Add soft tofu and stir with a rubber spatula. Mix until it is evenly combined.
Divide the dough evenly into three smaller bowls.
Add matcha powder to one portion. Add freeze-dried strawberry powder powder to the second portion while leaving the third portion plain. Mix until the powders are evenly distributed.
Dust your hands with rice flour (to prevent the dough from sticking to your hands) and roll out little dumplings. You want to get about 8 dumplings per colour. Place rolled dumplings on a plate.
In a medium-sized pot, bring water to a boil. Once the water is boiling, turn down the heat to medium and drop in the dumplings. Stirring occasionally, cook until the dumplings float to the top of the water, about 10 minutes. It is important that you keep stirring to prevent the dumplings from sticking to the bottom of the pot.
While the dumplings are cooking, fill a large bowl with cold water. Once the dumplings are floating and fully cooked, remove the dumplings from the pot with a slotted spoon and transfer them into the cold water.
Once the dumplings have cooled, put one dumpling of each colour onto a skewer, in the order of green, white, and pink.
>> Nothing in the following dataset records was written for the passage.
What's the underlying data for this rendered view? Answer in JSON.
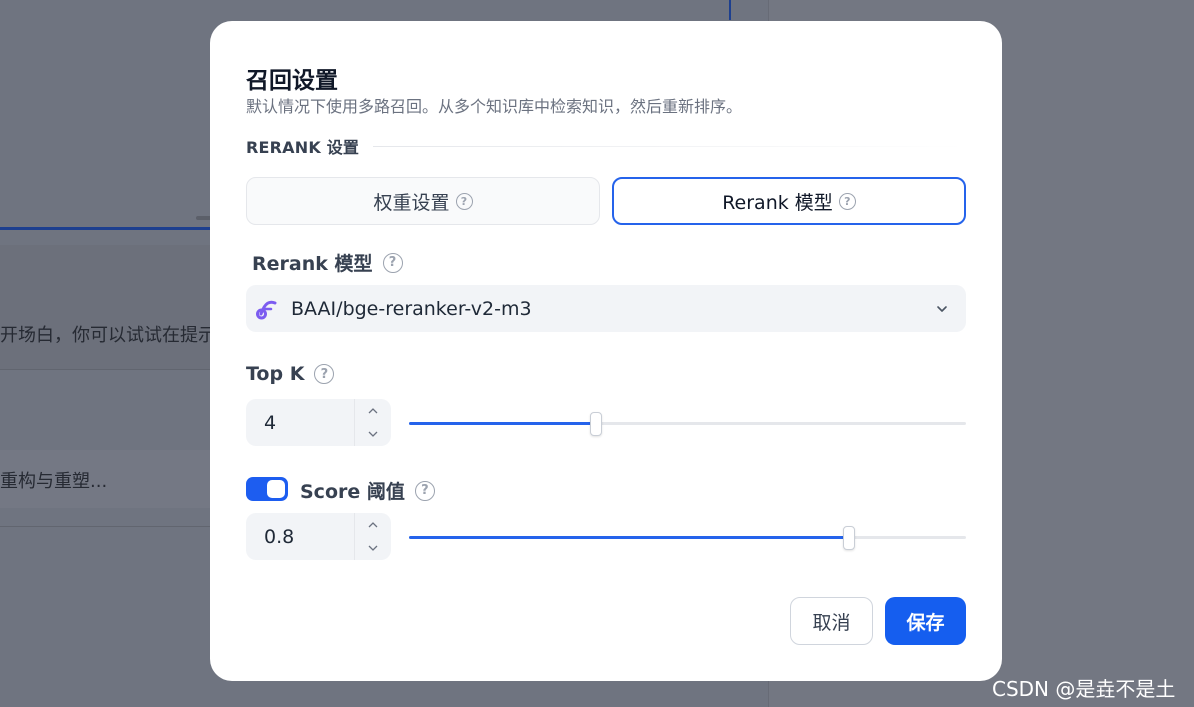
{
  "background": {
    "line1": "开场白，你可以试试在提示",
    "line2": "重构与重塑..."
  },
  "modal": {
    "title": "召回设置",
    "subtitle": "默认情况下使用多路召回。从多个知识库中检索知识，然后重新排序。",
    "section_label": "RERANK 设置",
    "modes": [
      {
        "label": "权重设置",
        "selected": false
      },
      {
        "label": "Rerank 模型",
        "selected": true
      }
    ],
    "rerank_model": {
      "label": "Rerank 模型",
      "icon": "model-provider-icon",
      "value": "BAAI/bge-reranker-v2-m3"
    },
    "top_k": {
      "label": "Top K",
      "value": "4",
      "slider_fraction": 0.335
    },
    "score_threshold": {
      "label": "Score 阈值",
      "enabled": true,
      "value": "0.8",
      "slider_fraction": 0.79
    },
    "buttons": {
      "cancel": "取消",
      "save": "保存"
    }
  },
  "help_glyph": "?",
  "watermark": "CSDN @是垚不是土",
  "colors": {
    "accent": "#155eef",
    "selected_border": "#2563eb",
    "overlay": "#6f737e"
  }
}
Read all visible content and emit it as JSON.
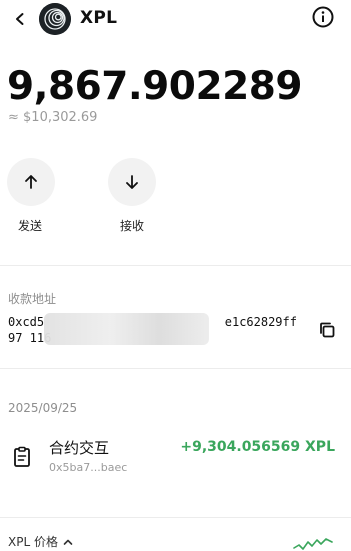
{
  "header": {
    "token_symbol": "XPL",
    "back_icon": "chevron-left-icon",
    "info_icon": "info-circle-icon"
  },
  "balance": {
    "amount": "9,867.902289",
    "fiat": "≈ $10,302.69"
  },
  "actions": [
    {
      "label": "发送",
      "icon": "arrow-up-icon"
    },
    {
      "label": "接收",
      "icon": "arrow-down-icon"
    }
  ],
  "receive": {
    "label": "收款地址",
    "address_visible_line1": "0xcd5                         e1c62829ff",
    "address_visible_line2": "97 116",
    "copy_icon": "copy-icon"
  },
  "history": {
    "date": "2025/09/25",
    "items": [
      {
        "title": "合约交互",
        "counterparty": "0x5ba7...baec",
        "amount": "+9,304.056569 XPL",
        "icon": "clipboard-icon"
      }
    ]
  },
  "price": {
    "label": "XPL 价格",
    "toggle_icon": "chevron-up-icon"
  },
  "colors": {
    "positive": "#3aa65c",
    "muted": "#9a9a9a",
    "action_bg": "#f2f2f2"
  }
}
Serve the day they are made and at room temperature.
Notes
For Hanami dango: you can play around of your ratio of glutinous rice flour to joshinko rice flour until you reach the consistency and texture that you like. Traditionally, hanami dango is made with mostly joshinko/regular rice flour, but I like to use a bit more of the glutinous rice flour than regular rice flour so the dumplings are more tender and chewy. Sometimes there are recipes for dango on the back the bags of joshinko flour. You can follow those steps too!